Toplumsal taleplerde bir sorun yok. Netice itibari ile o talep toplumun önemli bir kısmının yararlanmasına yöneliktir. Bir an önce yerine getirilmesi için gerekli çaba harcanmalıdır.
Esas sorun bireysel taleplerde. Bu taleplerin haklı ve mantıklı talepler olması gerekiyor.
Burada o talepte bulunacakların ve talebe muhatap olanların da sorumlulukları ortaya çıkıyor.
Bir talepte bulunacak kişinin öncelikle o talebi enine boyuna değerlendirmesi gerekiyor.
Talep mantıklı mı? Yasal mı? Bu talepte bulunmaya hakkım var mı? Gibi soruları kendisine sorması gerekiyor.
Bu soruları vicdani bir şekilde evet diyebiliyorsa, o talebi rahatlıkla dile getirebilir.
Ancak hiçbir kimsenin yoğurdum ekşidir demeyeceği gerçeğini göz önünde bulundurduğumuzda burada esas sorumluluk o talebe muhatap olan kişilere düşüyor.
Kendilerine iletilen talepleri bir değil, on kere düşünmeleri gerekiyor. Çünkü gelen taleplerin tamamına yakını ya kamu ihalesi veya benzeri ekonomik ya da bir yöneticilik talebidir. Özellikle burada yöneticilik talepleri üzerinde durmak istiyorum. Bir çok kimsenin bu konuda beklentileri vardır ve bunları dile getirmeye başlayacaklar.

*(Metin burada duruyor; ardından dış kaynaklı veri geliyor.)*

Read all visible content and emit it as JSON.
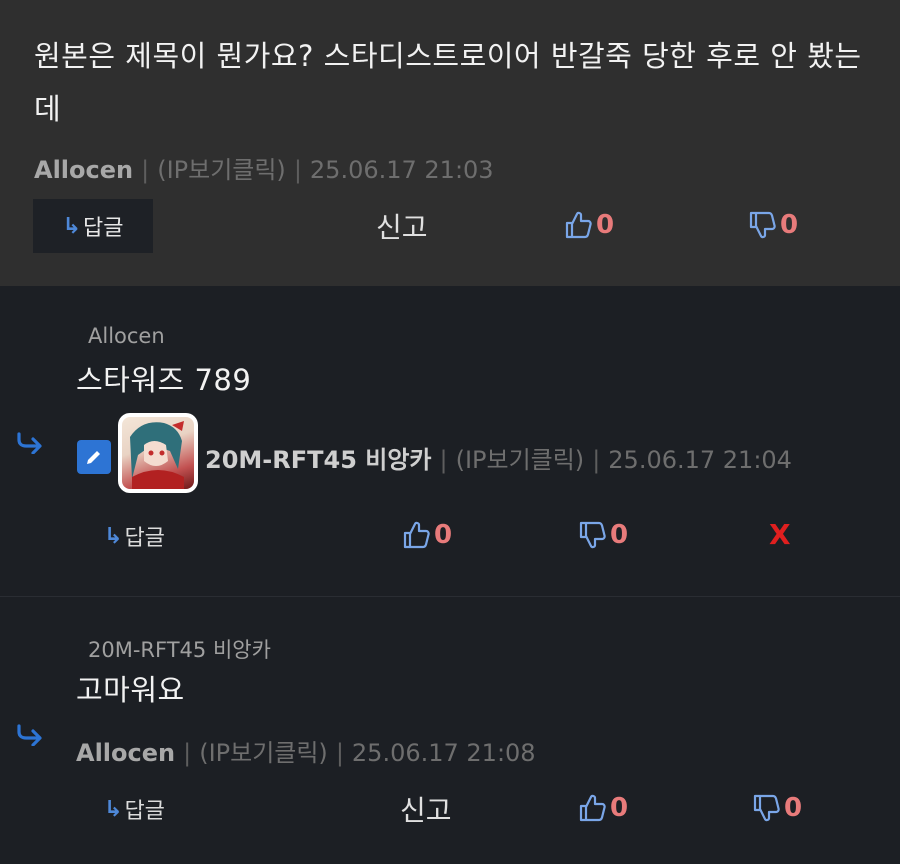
{
  "top_comment": {
    "text": "원본은 제목이 뭔가요? 스타디스트로이어 반갈죽 당한 후로 안 봤는데",
    "author": "Allocen",
    "ip": "(IP보기클릭)",
    "date": "25.06.17 21:03",
    "reply_label": "답글",
    "report_label": "신고",
    "likes": "0",
    "dislikes": "0"
  },
  "reply_1": {
    "quote_author": "Allocen",
    "text": "스타워즈 789",
    "author": "20M-RFT45 비앙카",
    "ip": "(IP보기클릭)",
    "date": "25.06.17 21:04",
    "reply_label": "답글",
    "likes": "0",
    "dislikes": "0",
    "delete_label": "X"
  },
  "reply_2": {
    "quote_author": "20M-RFT45 비앙카",
    "text": "고마워요",
    "author": "Allocen",
    "ip": "(IP보기클릭)",
    "date": "25.06.17 21:08",
    "reply_label": "답글",
    "report_label": "신고",
    "likes": "0",
    "dislikes": "0"
  },
  "icons": {
    "reply_arrow": "reply-arrow-icon",
    "thumbs_up": "thumbs-up-icon",
    "thumbs_down": "thumbs-down-icon",
    "edit": "pencil-icon"
  },
  "colors": {
    "accent_blue": "#2d74d4",
    "vote_count": "#e87b7b",
    "delete": "#e01f1f"
  }
}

Kişilerin böyle bir talepte bulunmadan önce durumunu değerlendirmesi gerekiyor. Talep ettiğim bu göreve layık mıyım? Halen bu görevi yerine getiren kişiden daha iyi bir performans sergileyebilecek miyim? Gibi soruları kendisine yöneltmesi lazım.
Ancak burada esas sorumluluk o taleple karşılaşanda odaklanıyor.

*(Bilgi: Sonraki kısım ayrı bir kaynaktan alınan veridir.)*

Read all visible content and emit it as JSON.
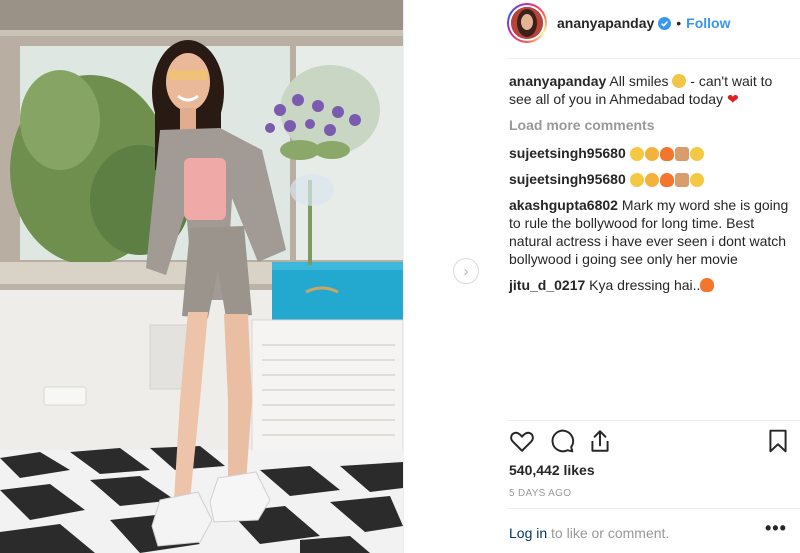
{
  "post": {
    "username": "ananyapanday",
    "follow_label": "Follow",
    "separator": "•",
    "caption_text": "All smiles",
    "caption_text_2": " - can't wait to see all of you in Ahmedabad today",
    "load_more": "Load more comments",
    "comments": [
      {
        "user": "sujeetsingh95680",
        "text": ""
      },
      {
        "user": "sujeetsingh95680",
        "text": ""
      },
      {
        "user": "akashgupta6802",
        "text": "Mark my word she is going to rule the bollywood for long time. Best natural actress i have ever seen i dont watch bollywood i going see only her movie"
      },
      {
        "user": "jitu_d_0217",
        "text": "Kya dressing hai.."
      }
    ],
    "likes": "540,442 likes",
    "time": "5 DAYS AGO",
    "login_link": "Log in",
    "login_rest": " to like or comment.",
    "more": "•••",
    "nav_arrow": "›"
  },
  "colors": {
    "link_blue": "#3897f0",
    "muted": "#999999",
    "text": "#262626",
    "border": "#efefef"
  },
  "icons": [
    "verified-badge-icon",
    "heart-icon",
    "comment-icon",
    "share-icon",
    "bookmark-icon",
    "chevron-right-icon",
    "more-options-icon"
  ]
}
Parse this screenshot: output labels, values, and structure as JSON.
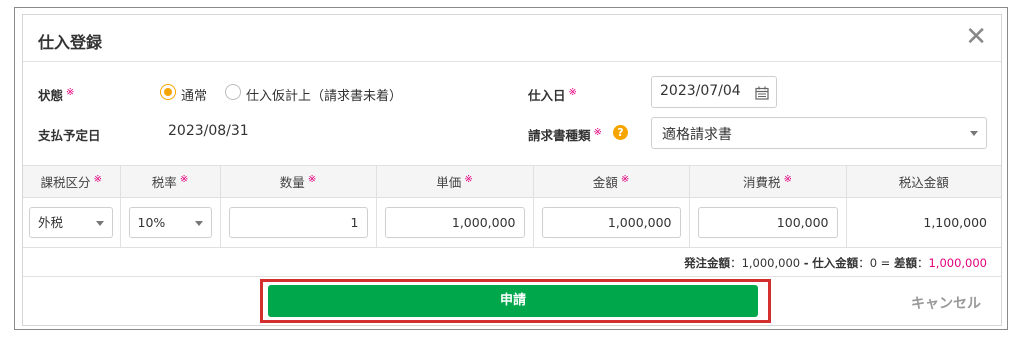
{
  "dialog": {
    "title": "仕入登録",
    "close_glyph": "✕"
  },
  "required_mark": "※",
  "status": {
    "label": "状態",
    "options": [
      {
        "label": "通常",
        "selected": true
      },
      {
        "label": "仕入仮計上（請求書未着）",
        "selected": false
      }
    ]
  },
  "payment_date": {
    "label": "支払予定日",
    "value": "2023/08/31"
  },
  "purchase_date": {
    "label": "仕入日",
    "value": "2023/07/04",
    "icon": "calendar-icon"
  },
  "invoice_type": {
    "label": "請求書種類",
    "help_glyph": "?",
    "value": "適格請求書"
  },
  "table": {
    "headers": [
      "課税区分",
      "税率",
      "数量",
      "単価",
      "金額",
      "消費税",
      "税込金額"
    ],
    "row": {
      "tax_category": "外税",
      "tax_rate": "10%",
      "quantity": "1",
      "unit_price": "1,000,000",
      "amount": "1,000,000",
      "consumption_tax": "100,000",
      "total_with_tax": "1,100,000"
    }
  },
  "summary": {
    "order_label": "発注金額",
    "order_value": "1,000,000",
    "dash": "-",
    "purchase_label": "仕入金額",
    "purchase_value": "0",
    "equals": "=",
    "diff_label": "差額",
    "diff_value": "1,000,000",
    "sep": "："
  },
  "footer": {
    "submit_label": "申請",
    "cancel_label": "キャンセル"
  },
  "colors": {
    "accent_green": "#00a84b",
    "required_pink": "#e4007f",
    "radio_orange": "#f5a400",
    "highlight_red": "#d32f2f"
  }
}
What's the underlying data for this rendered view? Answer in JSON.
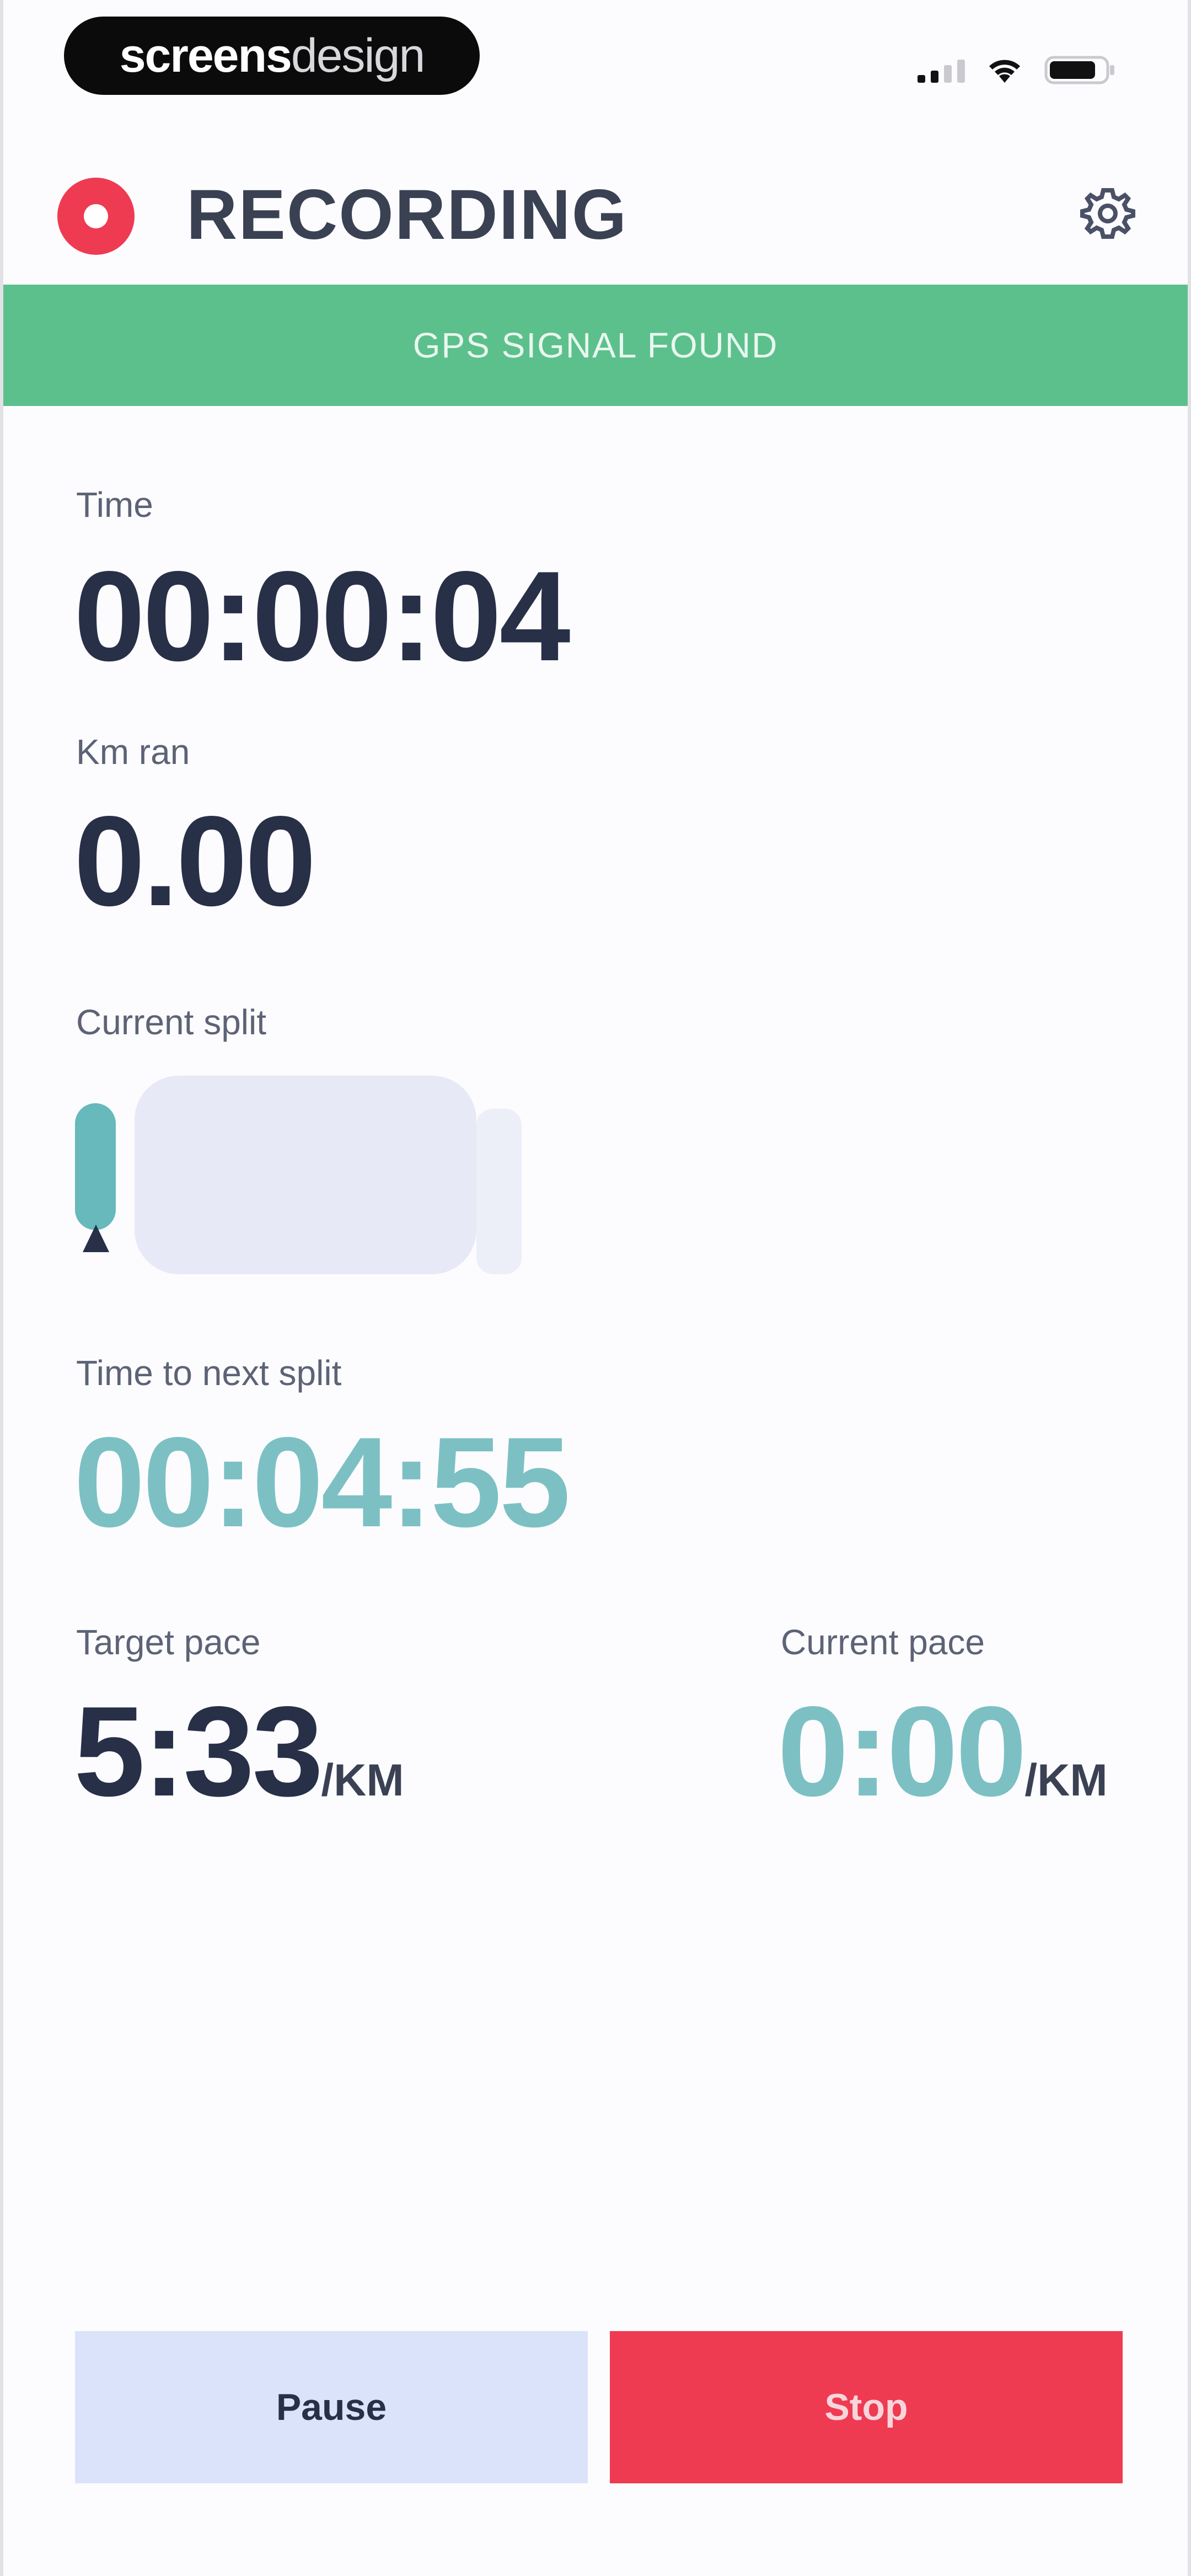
{
  "status_bar": {
    "brand_part1": "screens",
    "brand_part2": "design"
  },
  "header": {
    "title": "RECORDING",
    "record_icon": "record-icon",
    "settings_icon": "gear-icon"
  },
  "gps": {
    "message": "GPS SIGNAL FOUND"
  },
  "metrics": {
    "time_label": "Time",
    "time_value": "00:00:04",
    "distance_label": "Km ran",
    "distance_value": "0.00",
    "split_label": "Current split",
    "next_split_label": "Time to next split",
    "next_split_value": "00:04:55",
    "target_pace_label": "Target pace",
    "target_pace_value": "5:33",
    "target_pace_unit": "/KM",
    "current_pace_label": "Current pace",
    "current_pace_value": "0:00",
    "current_pace_unit": "/KM"
  },
  "actions": {
    "pause_label": "Pause",
    "stop_label": "Stop"
  },
  "colors": {
    "accent_red": "#ee3b52",
    "gps_green": "#5cc08c",
    "teal": "#7cc0c4",
    "navy": "#283048",
    "pause_bg": "#dbe3fb"
  }
}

Bu talep gerçekten haklı ve yerinde mi? Atanacak kişi, görevinden alınacak kişiden daha iyi bir performans sergileyebilecek yeteneklere sahip mi? En önemlisi bu değişiklik kamu oyu vicdanında nasıl karşılanacak gibi soruların cevaplarının verilmesi gerekir.
Kısacası atamalar yakınlığa ve sadakate göre değilde liyakate göre yapılmalıdır. Sadakat ve yakınlık daha sonra gelmelidir. Birini mutlu etmek isterken bir yerleri bozmamak gerektiğini unutmamalıyız.
Tabii bu söylediklerim yalnız siyasi aktörlerin değil, bütün güç sahiplerinin dikkate alması gereken noktalardır.